Figure 6:. Inducible Transcription Factors Program Therapeutically Relevant CAR-T Cell States and Improve Expansion In Vivo

(A) Schematics of iTFs integrated into Uni-Vect; pASP30, pASP72, and pASP73 Uni-Vect constructs. (B) iTF-CAR-T cells were exposed to SKOV3 cells twice (Detailed in Figure S7A). Phenotype was analyzed 3 days after second stimulation. Data is representative of 2 experiments performed. (C) iTF-CAR-T cells were sorted for CAR⁺ population and exposed to repeated stimulations with SKOV3 cells (Detailed in Figure S7A). Upper: After 2^nd stimulation, iTF-CAR-T cells were labeled with CellTrace Violet and re-exposed to SKOV3 cells for 5 days. Proliferation was measured. Lower: Lag3 expression after 3^rd stimulation. (D) 3 days after 4^th round of stimulation described in (C), T cell phenotype markers were analyzed by CyTOF. (E) In vivo study design. n = 7 mice per experimental group.
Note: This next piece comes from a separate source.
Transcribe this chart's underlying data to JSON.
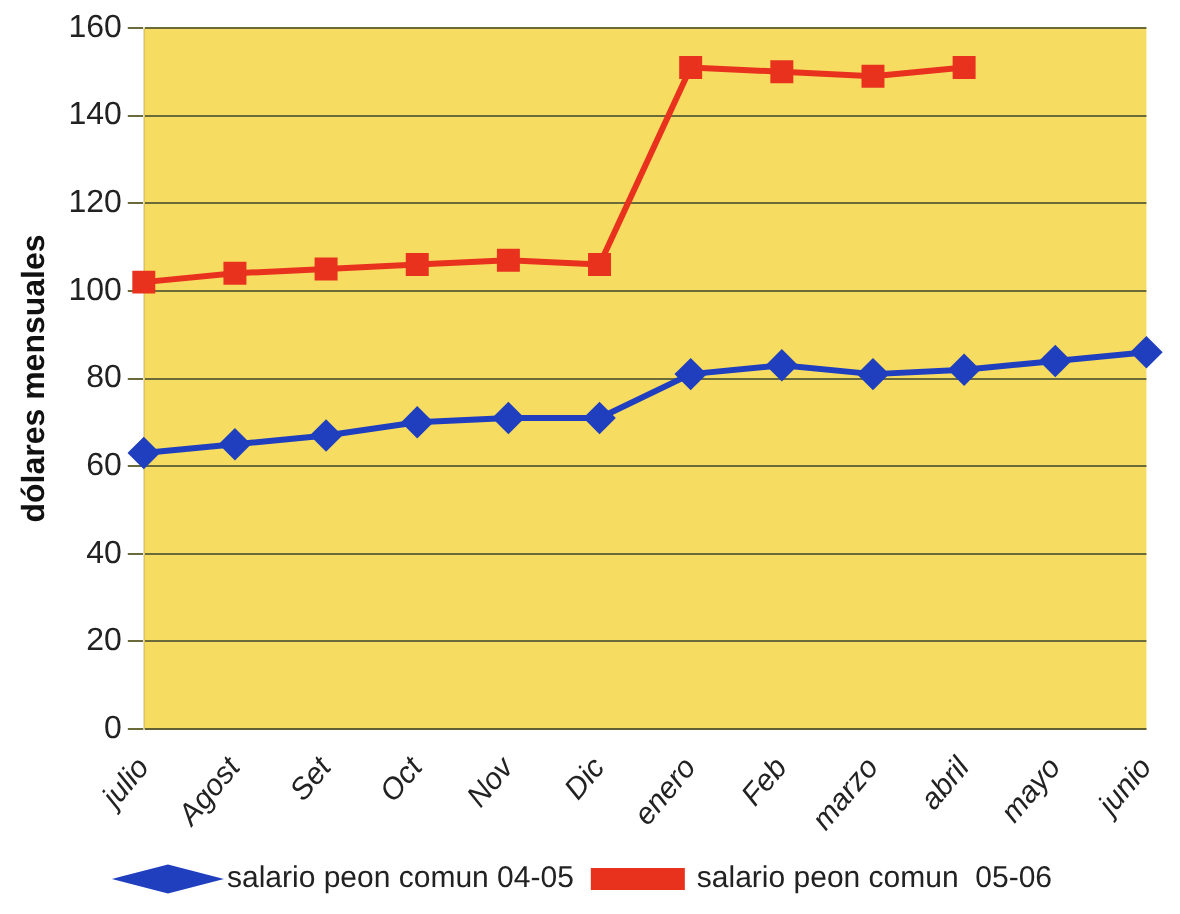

After initial tumor clearance, mice were re-challenged twice with SKOV3. (F) CD8⁺ T cell counts in peripheral blood. Left: initial response and Right: after re-challenges. (Kruskal-Wallis test) (G) Memory phenotype of CAR⁺ T cells from peripheral blood. For F and G, all data with error bars are presented as mean ± SD. (Two-way ANOVA). In vitro data are representative of three experiments. Data from in vivo study are representative of two experiments performed with two independent iTF-CAR-T cell products. See also Figure S7 and Table S1.
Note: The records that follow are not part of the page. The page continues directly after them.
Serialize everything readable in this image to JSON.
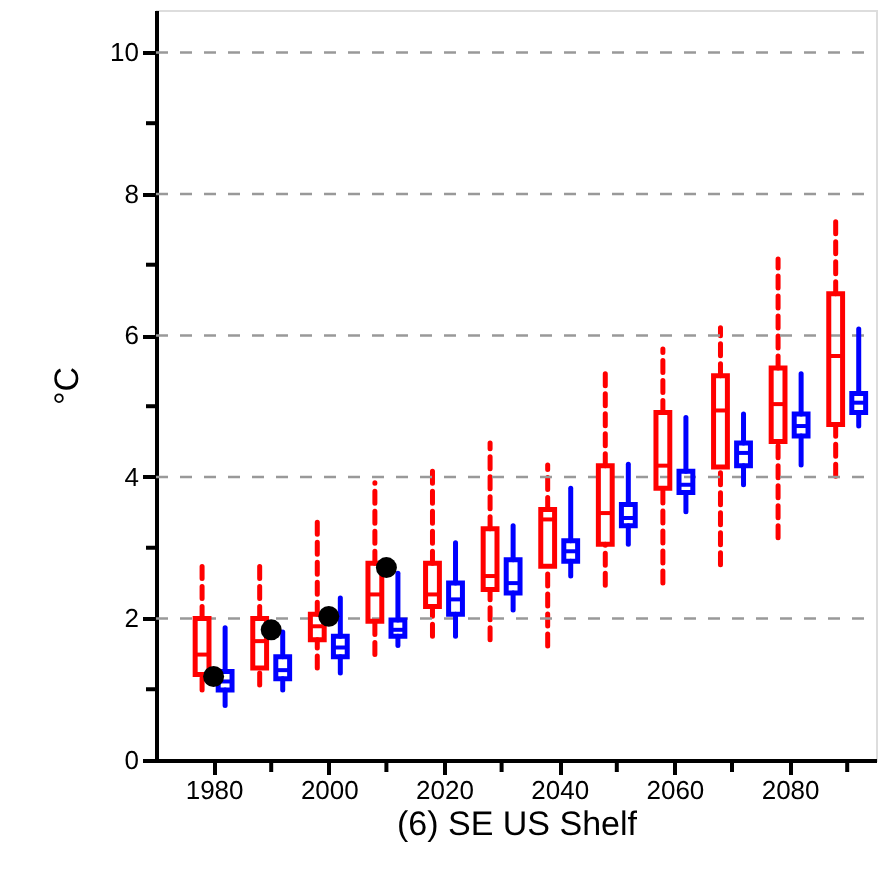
{
  "chart_data": {
    "type": "box",
    "xlabel": "(6) SE US Shelf",
    "ylabel": "°C",
    "xlim": [
      1970,
      2095
    ],
    "ylim": [
      0,
      10.6
    ],
    "xticks": [
      1980,
      {
        "value": 1990,
        "label": null
      },
      2000,
      {
        "value": 2010,
        "label": null
      },
      2020,
      {
        "value": 2030,
        "label": null
      },
      2040,
      {
        "value": 2050,
        "label": null
      },
      2060,
      {
        "value": 2070,
        "label": null
      },
      2080,
      {
        "value": 2090,
        "label": null
      }
    ],
    "yticks": [
      0,
      {
        "value": 1,
        "label": null
      },
      2,
      {
        "value": 3,
        "label": null
      },
      4,
      {
        "value": 5,
        "label": null
      },
      6,
      {
        "value": 7,
        "label": null
      },
      8,
      {
        "value": 9,
        "label": null
      },
      10
    ],
    "grid": "y",
    "series": [
      {
        "type": "box",
        "color": "#ff0000",
        "line_style": "dashed",
        "x": [
          1978,
          1988,
          1998,
          2008,
          2018,
          2028,
          2038,
          2048,
          2058,
          2068,
          2078,
          2088
        ],
        "boxes": [
          {
            "low": 0.99,
            "q1": 1.21,
            "median": 1.49,
            "q3": 2.0,
            "high": 2.74
          },
          {
            "low": 1.06,
            "q1": 1.3,
            "median": 1.68,
            "q3": 2.0,
            "high": 2.81
          },
          {
            "low": 1.3,
            "q1": 1.7,
            "median": 1.89,
            "q3": 2.06,
            "high": 3.38
          },
          {
            "low": 1.49,
            "q1": 1.96,
            "median": 2.34,
            "q3": 2.78,
            "high": 3.92
          },
          {
            "low": 1.75,
            "q1": 2.17,
            "median": 2.34,
            "q3": 2.78,
            "high": 4.16
          },
          {
            "low": 1.7,
            "q1": 2.41,
            "median": 2.6,
            "q3": 3.27,
            "high": 4.48
          },
          {
            "low": 1.61,
            "q1": 2.74,
            "median": 3.4,
            "q3": 3.54,
            "high": 4.17
          },
          {
            "low": 2.47,
            "q1": 3.05,
            "median": 3.49,
            "q3": 4.16,
            "high": 5.5
          },
          {
            "low": 2.5,
            "q1": 3.84,
            "median": 4.16,
            "q3": 4.91,
            "high": 5.81
          },
          {
            "low": 2.76,
            "q1": 4.14,
            "median": 4.94,
            "q3": 5.43,
            "high": 6.11
          },
          {
            "low": 3.14,
            "q1": 4.5,
            "median": 5.03,
            "q3": 5.54,
            "high": 7.08
          },
          {
            "low": 4.01,
            "q1": 4.74,
            "median": 5.71,
            "q3": 6.59,
            "high": 7.71
          }
        ]
      },
      {
        "type": "box",
        "color": "#0000ff",
        "line_style": "solid",
        "x": [
          1982,
          1992,
          2002,
          2012,
          2022,
          2032,
          2042,
          2052,
          2062,
          2072,
          2082,
          2092
        ],
        "boxes": [
          {
            "low": 0.77,
            "q1": 0.99,
            "median": 1.11,
            "q3": 1.25,
            "high": 1.87
          },
          {
            "low": 0.99,
            "q1": 1.15,
            "median": 1.27,
            "q3": 1.46,
            "high": 1.81
          },
          {
            "low": 1.23,
            "q1": 1.46,
            "median": 1.59,
            "q3": 1.75,
            "high": 2.29
          },
          {
            "low": 1.62,
            "q1": 1.75,
            "median": 1.84,
            "q3": 1.98,
            "high": 2.64
          },
          {
            "low": 1.75,
            "q1": 2.06,
            "median": 2.27,
            "q3": 2.5,
            "high": 3.07
          },
          {
            "low": 2.12,
            "q1": 2.36,
            "median": 2.5,
            "q3": 2.83,
            "high": 3.31
          },
          {
            "low": 2.6,
            "q1": 2.81,
            "median": 2.95,
            "q3": 3.1,
            "high": 3.84
          },
          {
            "low": 3.05,
            "q1": 3.31,
            "median": 3.42,
            "q3": 3.61,
            "high": 4.18
          },
          {
            "low": 3.51,
            "q1": 3.78,
            "median": 3.89,
            "q3": 4.08,
            "high": 4.84
          },
          {
            "low": 3.89,
            "q1": 4.16,
            "median": 4.34,
            "q3": 4.48,
            "high": 4.89
          },
          {
            "low": 4.17,
            "q1": 4.58,
            "median": 4.72,
            "q3": 4.89,
            "high": 5.46
          },
          {
            "low": 4.72,
            "q1": 4.91,
            "median": 5.05,
            "q3": 5.18,
            "high": 6.09
          }
        ]
      },
      {
        "type": "scatter",
        "color": "#000000",
        "marker": "circle",
        "x": [
          1980,
          1990,
          2000,
          2010
        ],
        "values": [
          1.18,
          1.84,
          2.03,
          2.72
        ]
      }
    ]
  }
}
Figure 7:. Schematic Representation of the Uni-Vect Platform and Implementations.

Uni-Vect is a modular platform to create upgraded T cells in a user-friendly plug-and-play manner. Two architectures of inducible module are represented by green (forward) and blue (reverse) dashed arrows. The constitutive module is represented by red arrow. Three therapeutic and one research tool implementations are shown and are color-coded according to the architecture used.